The response of the political and regeneration establishment to the Policy Exchange report on inner city regeneration – Cities Unlimited – has been profoundly depressing. It is not that those who have been most vociferous in their condemnation are those who have generally not bothered to read the report, it is that the questions raised have now been lost in the general tabloid furore about a report calling for the Northern cities "to be abandoned".

As we report in Bulletin, Cities Unlimited said no such thing. However, this did not stop an unspeakably stupid assistant editor from the Daily Mirror appearing on Radio 5 and gibbering that this report was yet another example of the "toff" David Cameron and his "toff" friends having contempt for the North.

To his shame, Cameron also sought to distance himself from the report, despite again having clearly not actually read it.

It is almost as if the child who noticed that the King was wearing no clothes was subjected to a concerted attack by the King's courtiers.

Rather than look at the facts for ourselves we accept this mindless nonsense.

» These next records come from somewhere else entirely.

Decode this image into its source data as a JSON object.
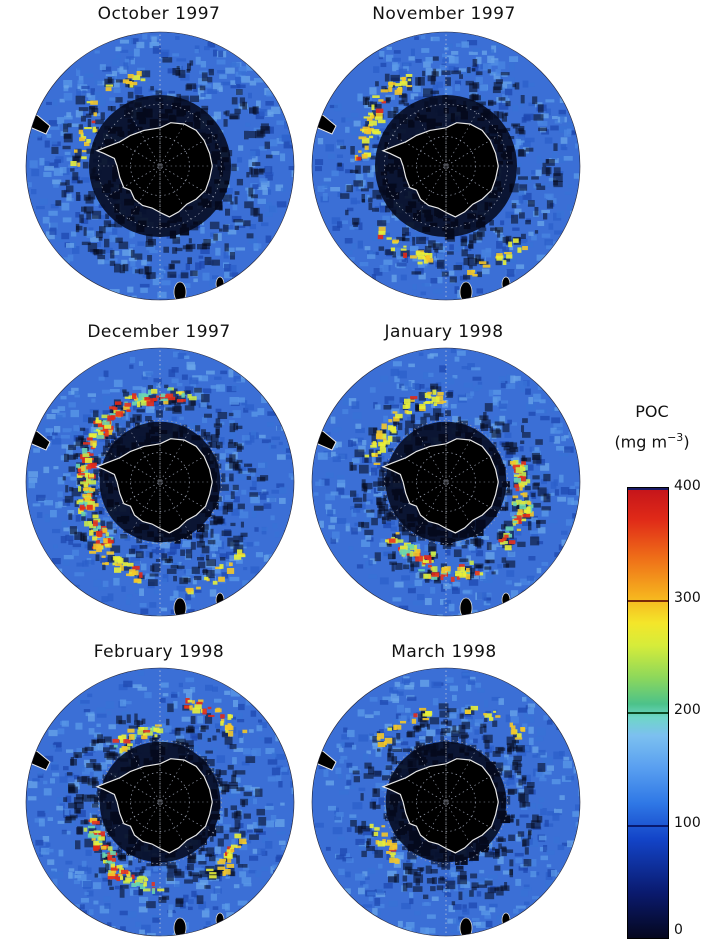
{
  "panels": [
    {
      "title": "October 1997"
    },
    {
      "title": "November 1997"
    },
    {
      "title": "December 1997"
    },
    {
      "title": "January 1998"
    },
    {
      "title": "February 1998"
    },
    {
      "title": "March 1998"
    }
  ],
  "colorbar": {
    "title_line1": "POC",
    "title_line2": "(mg m",
    "title_sup": "−3",
    "title_close": ")",
    "ticks": [
      "400",
      "300",
      "200",
      "100",
      "0"
    ],
    "range": [
      0,
      400
    ],
    "line_colors": [
      "#1a1a66",
      "#7a2a08",
      "#0d4a22",
      "#081a70"
    ]
  },
  "colors": {
    "ocean_base": "#3b6fd6",
    "low_poc": "#05091c",
    "land": "#000000",
    "coastline": "#e8e8e8"
  }
}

Shooting the messenger while ignoring the message.

Once again the assorted placemen, timeservers and hangers-on who make up much of our bloated regeneration industry avoid the questions they cannot answer. The obvious one being that if all the evidence shows that regeneration does not work, or at least does not work as well as is claimed, then why persist with it?

The answer is quite obviously because the only well-paid jobs that inner city regeneration creates are in the regeneration industry itself – and these rarely go to local people.

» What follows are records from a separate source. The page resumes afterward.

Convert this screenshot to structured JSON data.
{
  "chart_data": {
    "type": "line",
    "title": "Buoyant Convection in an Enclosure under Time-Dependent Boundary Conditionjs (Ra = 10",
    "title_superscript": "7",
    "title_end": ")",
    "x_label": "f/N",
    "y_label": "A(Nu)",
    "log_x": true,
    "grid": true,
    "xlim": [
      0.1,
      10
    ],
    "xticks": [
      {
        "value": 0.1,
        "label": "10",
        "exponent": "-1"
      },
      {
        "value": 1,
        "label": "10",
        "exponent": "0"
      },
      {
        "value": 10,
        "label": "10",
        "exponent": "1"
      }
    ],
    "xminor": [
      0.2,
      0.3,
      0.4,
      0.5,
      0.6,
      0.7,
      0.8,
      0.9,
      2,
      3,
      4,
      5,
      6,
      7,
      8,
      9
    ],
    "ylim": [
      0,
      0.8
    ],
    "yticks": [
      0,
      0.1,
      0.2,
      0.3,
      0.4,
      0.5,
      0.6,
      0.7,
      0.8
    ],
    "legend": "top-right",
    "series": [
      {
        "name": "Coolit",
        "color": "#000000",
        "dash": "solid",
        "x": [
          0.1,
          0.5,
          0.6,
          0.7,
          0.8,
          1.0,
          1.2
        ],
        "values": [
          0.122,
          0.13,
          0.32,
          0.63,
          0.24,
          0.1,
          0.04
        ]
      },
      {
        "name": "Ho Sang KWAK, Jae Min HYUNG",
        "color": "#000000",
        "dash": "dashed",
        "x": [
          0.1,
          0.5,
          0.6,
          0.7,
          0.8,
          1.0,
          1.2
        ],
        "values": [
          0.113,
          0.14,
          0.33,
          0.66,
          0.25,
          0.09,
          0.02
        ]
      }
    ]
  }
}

That the report – one of a series of three that should be taken as a single effort – should so comprehensively demolish the claims of the regeneration establishment, using its own figures, only to be ridiculed over ideas that it never put forward is depressingly familiar.

When the second report, Cities Limited, was published, the Wigan MP Ian McCartney – an idiot in search of a village – came out gibbering in the local press that the Government had "rebuilt Wigan brick by brick", as if this was a cogent refutation of the report’s proof that this money had actually helped Wigan to fall further behind the rest of the country than before.

Ask anyone who lives in Wigan (or indeed any other town that has been "regenerated") if the town has improved economically over the past decade and they will assert what the Government's own figures show so clearly: it has not.

As the report points out "people on the ground know the reality of success and failure far better than any policy maker or analyst can hope to." And looking at population flows, northerners, particularly the skilled ones, are voting with their feet.

The use of selective statistics and a kind of anti-logic underpins the efforts of the regeneration lobby to convince us of the success of the current model – which has, it ought to be said, been followed by Governments of various colours.

Take individual programmes – as the report does. The Government, and its cheerleaders, have been endlessly reminding us of the success of its flagship coalfield regeneration programme. This has generated 16,000 new jobs since 1996.

Journalists to their shame have simply parroted the figures provided; the authors of this research analyse them in some detail.

The programme cost £379 million and ran for more than ten years in 107 different places. Elementary mathematics reveals that this flagship example of successful regeneration has created a risible one job every three weeks in the areas in which it has operated.

Next time the development agencies put out figures about job creation and jobs safeguarded remember the essential,unarguable, fact that this report unearths: GVA in every area where there has been Government regeneration has grown far slower than in those areas where there is none – and the gap is widening.

All you need to do is look – the King has no clothes.